Internal Family Systems Therapy

What is Internal Family Systems (IFS) Therapy?

IFS is a gentle, supportive type of therapy that helps you make sense of the different parts of yourself. In IFS the idea is that we’re all made up of many different “parts”—kind of like an inner family. Each part has its own thoughts, feelings, and goals. These parts aren't random or broken—they all have a purpose and are trying to help you in their own way.

IFS helps you get to know these parts, understand what they’re trying to do for you, and bring more balance to how you feel and respond. At the heart of it is the idea that you also have a calm, wise inner “Self” that can lead the way with compassion and confidence.

A Brief History

IFS was created in the 1980s by Dr. Richard Schwartz, a family therapist who started noticing that people naturally talked about themselves in parts—like “a part of me is angry, but another part feels guilty.” He realized that these parts weren’t problems—they were trying to help, even if in unhelpful ways. So he developed IFS as a way to work with these inner parts, rather than fight them. Since then, IFS has grown into a respected and widely used approach for healing emotional pain and building a better relationship with yourself.

What Can IFS Help With?

IFS can be helpful for all sorts of emotional challenges, like anxiety, depression, trauma, low self-esteem, relationship struggles, or feeling stuck in patterns you can’t seem to break. It’s also great for people who are hard on themselves or feel like they’re constantly battling their own thoughts and feelings.

By learning to listen to your parts with curiosity instead of judgment, IFS helps you feel more connected, more in control, and more at peace with yourself.

The Main Types of Parts in IFS are

  • Exiles

    Exiles are the parts of us that carry emotional wounds from the past. These are usually younger parts—like inner children—that had to go through something painful, overwhelming, or confusing.
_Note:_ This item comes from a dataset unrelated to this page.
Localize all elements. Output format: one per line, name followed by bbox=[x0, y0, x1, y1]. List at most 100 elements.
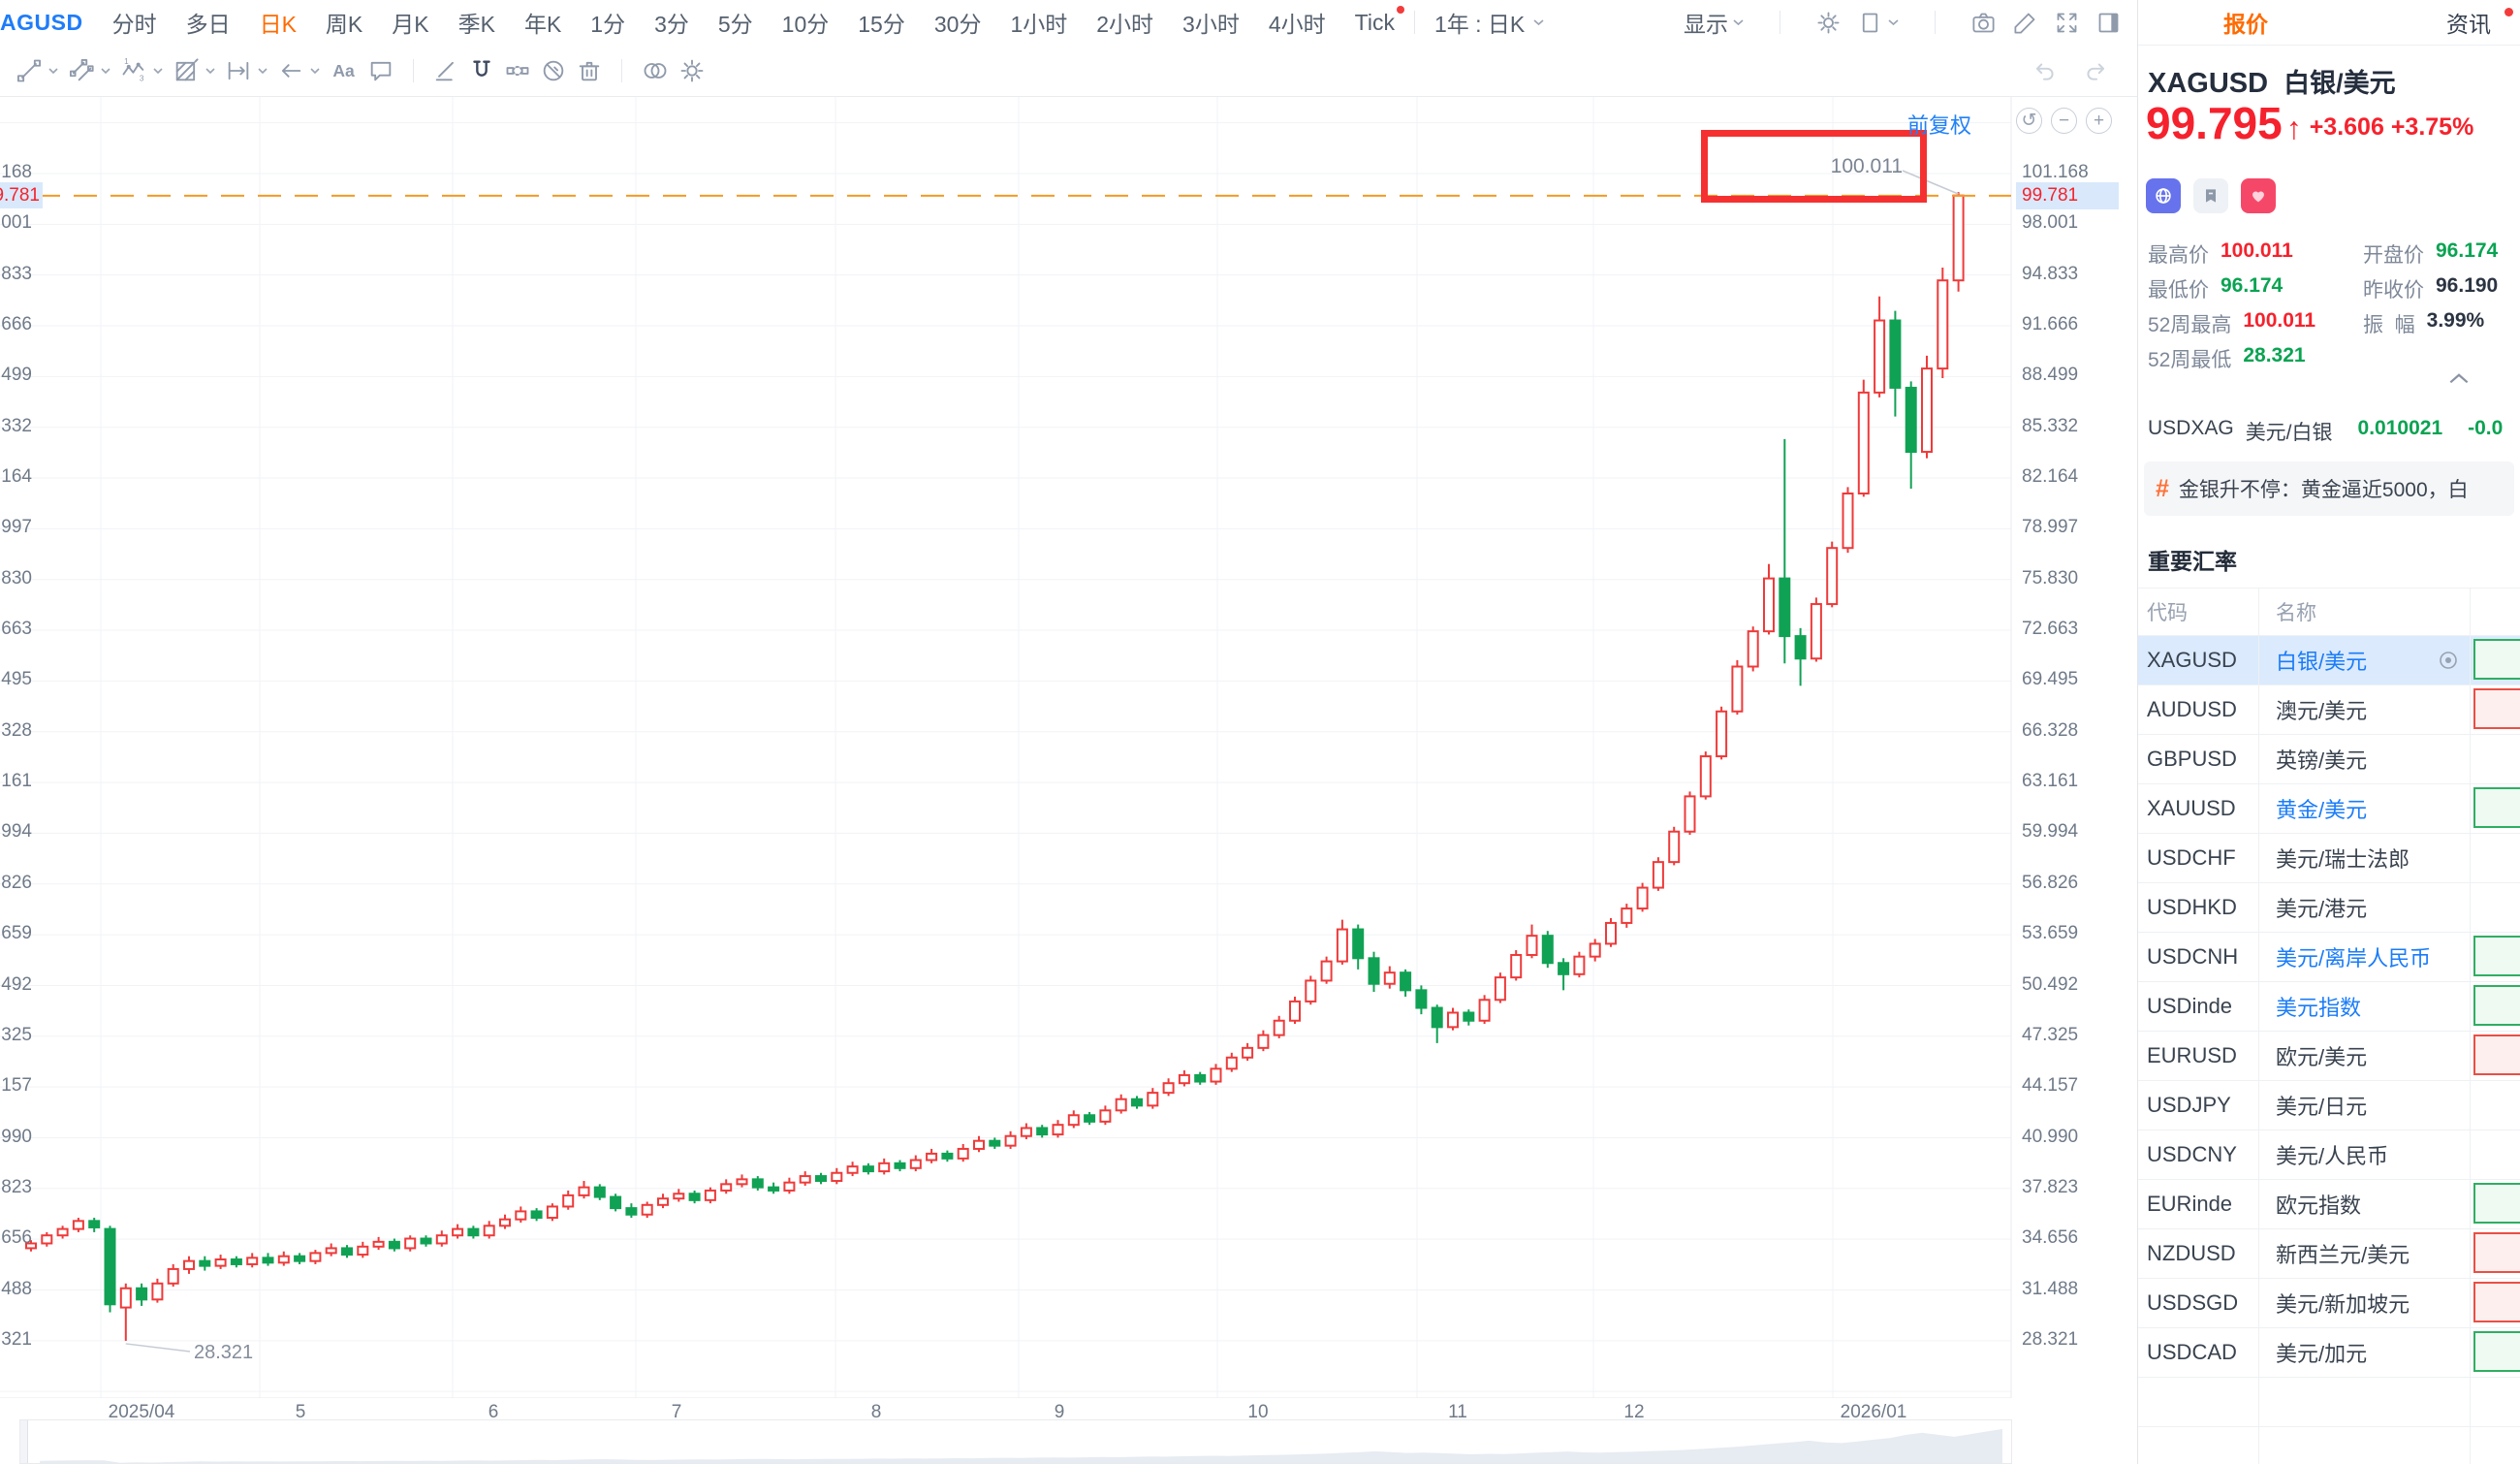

They often feel hurt, ashamed, scared, rejected, or alone, and they carry the memories and feelings that came with those moments.

    Because these feelings can be so intense, our system tries to “exile” them—pushing them out of our awareness so we don’t feel that pain all the time. But these parts never really go away. They’re still inside us, hoping for someone to notice them and help them heal.

  • Managers

    Managers are the parts of you that work hard behind the scenes to keep everything in order. Their main job is to prevent pain—especially the pain carried by your exiles—from coming up. They try to protect you by staying ahead of any danger, rejection, or emotional overwhelm.

    These parts usually develop early in life, especially if you had to grow up fast or learn how to stay emotionally safe in a difficult environment. They tend to be responsible, careful, and often very critical—towards yourself and others.

  • Firefighters

    Firefighters are your emergency response team. They jump into action when a painful feeling (usually from an exile) starts to break through, and their mission is simple: shut it down—fast.

    Unlike managers, who try to stay ahead of the problem, firefighters react in the moment when something overwhelming or upsetting comes up. Their methods can be impulsive, extreme, or numbing.

  • The Self

    In IFS, Self is the true you beneath all the parts. It’s not a role or a personality—it’s the part of you that’s naturally wise, grounded, and compassionate. Even if it doesn’t always feel present, it’s always there.

    Self isn’t scared of your emotions or parts—it wants to understand them. When Self is in charge, your parts feel safe, heard, and valued. That’s when real healing can happen.